In design school we learned that accessories fill no useful function other than visual interest — such as a collection of glass balls. They aren’t truly useful at all, meaning they don’t act as potato peelers, or freshen the air, or do double duty as door stops. They are meant to beautify the space, add to the mood and feel of the room, and create a resting spot for the eyes. That’s it. But I think they do something more that is integral to the mood of a home. Read on.
The epitome of accessory use was most certainly the Victorian era; the public rooms were often quite full of wall paintings and shelves overloaded with tchotchkes, with doodads and photographs in ornate frames covering the surface of small tables.
The reason for all the stuff in the Victorian style was because it acted as conversation starters and memory-invokers. People would gather in the drawing room and talk; the accessories were often the conversation triggers. Now they make a lot more sense, don’t they?
For us this style is very busy and cluttered; it just doesn’t work with our lifestyles. But we have a modern version of this style which is more prevalent that you might think. Accessories play an important part in personalizing each space.
The modern version is the room filled with reminders of travels, previous homes, important people and events in our lives. We don’t display as many accessories as the Victorians, but we still have them. I have worked in homes with art and decor objects from all over the world.

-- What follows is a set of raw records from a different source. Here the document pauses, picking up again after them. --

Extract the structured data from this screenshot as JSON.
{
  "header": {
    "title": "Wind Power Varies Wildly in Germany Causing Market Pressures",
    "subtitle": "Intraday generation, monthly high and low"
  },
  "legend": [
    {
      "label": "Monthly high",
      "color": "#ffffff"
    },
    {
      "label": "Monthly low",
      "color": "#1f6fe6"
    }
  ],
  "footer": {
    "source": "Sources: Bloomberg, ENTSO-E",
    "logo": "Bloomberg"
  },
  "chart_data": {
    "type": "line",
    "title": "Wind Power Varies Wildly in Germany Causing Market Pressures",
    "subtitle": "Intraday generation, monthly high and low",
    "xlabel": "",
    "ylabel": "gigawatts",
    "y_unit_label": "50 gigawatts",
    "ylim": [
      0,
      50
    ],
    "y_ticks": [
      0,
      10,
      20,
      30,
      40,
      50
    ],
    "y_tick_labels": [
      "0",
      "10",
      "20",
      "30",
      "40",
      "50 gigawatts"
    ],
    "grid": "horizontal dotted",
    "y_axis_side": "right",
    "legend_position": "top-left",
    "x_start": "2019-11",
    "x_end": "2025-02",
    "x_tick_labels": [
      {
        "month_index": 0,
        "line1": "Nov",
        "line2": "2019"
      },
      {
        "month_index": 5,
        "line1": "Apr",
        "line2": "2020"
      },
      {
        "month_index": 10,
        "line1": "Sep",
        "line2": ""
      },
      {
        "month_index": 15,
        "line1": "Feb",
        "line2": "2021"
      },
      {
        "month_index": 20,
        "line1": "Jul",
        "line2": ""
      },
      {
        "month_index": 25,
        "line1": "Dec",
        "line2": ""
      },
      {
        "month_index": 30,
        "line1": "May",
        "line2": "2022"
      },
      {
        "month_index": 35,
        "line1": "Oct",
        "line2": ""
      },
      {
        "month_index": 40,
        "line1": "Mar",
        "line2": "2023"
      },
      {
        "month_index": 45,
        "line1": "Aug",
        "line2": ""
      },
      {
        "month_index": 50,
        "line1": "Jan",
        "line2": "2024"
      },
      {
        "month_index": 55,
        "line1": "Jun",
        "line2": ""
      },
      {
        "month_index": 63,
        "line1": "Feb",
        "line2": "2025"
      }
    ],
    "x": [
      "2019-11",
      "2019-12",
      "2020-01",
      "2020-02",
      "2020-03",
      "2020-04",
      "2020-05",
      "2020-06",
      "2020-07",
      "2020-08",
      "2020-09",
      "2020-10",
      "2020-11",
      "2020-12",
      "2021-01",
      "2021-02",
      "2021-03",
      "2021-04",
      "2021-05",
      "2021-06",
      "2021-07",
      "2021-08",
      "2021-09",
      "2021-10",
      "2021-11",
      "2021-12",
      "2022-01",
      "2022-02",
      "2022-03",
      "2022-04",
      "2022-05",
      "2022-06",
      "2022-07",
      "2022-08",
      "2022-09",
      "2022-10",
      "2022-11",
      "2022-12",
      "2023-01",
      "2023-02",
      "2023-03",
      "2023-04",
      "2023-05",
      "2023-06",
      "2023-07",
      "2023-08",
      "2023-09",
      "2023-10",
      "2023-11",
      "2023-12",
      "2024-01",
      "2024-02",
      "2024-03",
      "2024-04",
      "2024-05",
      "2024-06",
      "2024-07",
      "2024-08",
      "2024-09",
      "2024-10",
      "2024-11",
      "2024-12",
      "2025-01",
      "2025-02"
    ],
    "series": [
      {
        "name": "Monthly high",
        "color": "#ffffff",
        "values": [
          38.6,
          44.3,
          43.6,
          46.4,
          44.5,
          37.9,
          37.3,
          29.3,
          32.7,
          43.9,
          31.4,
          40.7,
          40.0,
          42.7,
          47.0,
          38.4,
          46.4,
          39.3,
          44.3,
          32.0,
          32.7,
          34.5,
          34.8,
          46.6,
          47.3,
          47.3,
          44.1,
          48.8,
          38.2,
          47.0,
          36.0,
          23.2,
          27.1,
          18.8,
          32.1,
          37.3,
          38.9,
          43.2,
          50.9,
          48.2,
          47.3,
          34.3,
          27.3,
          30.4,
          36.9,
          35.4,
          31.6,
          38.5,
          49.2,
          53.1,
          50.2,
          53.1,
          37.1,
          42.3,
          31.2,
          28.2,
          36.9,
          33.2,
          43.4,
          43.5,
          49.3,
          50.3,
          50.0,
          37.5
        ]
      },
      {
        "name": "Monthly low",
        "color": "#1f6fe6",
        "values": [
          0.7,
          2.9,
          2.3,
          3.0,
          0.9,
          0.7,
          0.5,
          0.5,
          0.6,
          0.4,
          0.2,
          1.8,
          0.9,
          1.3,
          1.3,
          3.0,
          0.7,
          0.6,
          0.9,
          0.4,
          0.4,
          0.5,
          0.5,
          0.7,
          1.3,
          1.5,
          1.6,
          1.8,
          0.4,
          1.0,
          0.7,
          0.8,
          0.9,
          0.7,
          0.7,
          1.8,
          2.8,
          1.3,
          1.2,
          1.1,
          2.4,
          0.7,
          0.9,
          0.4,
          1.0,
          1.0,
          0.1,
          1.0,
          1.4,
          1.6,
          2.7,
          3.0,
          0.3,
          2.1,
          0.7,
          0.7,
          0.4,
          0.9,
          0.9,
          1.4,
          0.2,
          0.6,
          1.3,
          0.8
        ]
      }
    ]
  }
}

If you ask, ‘What a wonderful piece, what is the story behind it?,” you will often be delighted with the accounting of how the piece came into the family. Watch the homeowners eyes light up at the telling.
So, the moral of the story is: use your accessories to enhance the mood and feel of the room, sure, but don’t just choose them to look pretty. Choose accessories that mean something and display them in groups. Keep the mood and style in mind; this doesn’t mean you get to ignore all the design guidelines. Get something remade, shadow-box frame some stones from the sea shore in Blackpool.
Choose a whole bunch of family photos and frame them all in the same color. Display them together.
One funky button is just one funky button, but three makes a collection. And that’s worth talking about.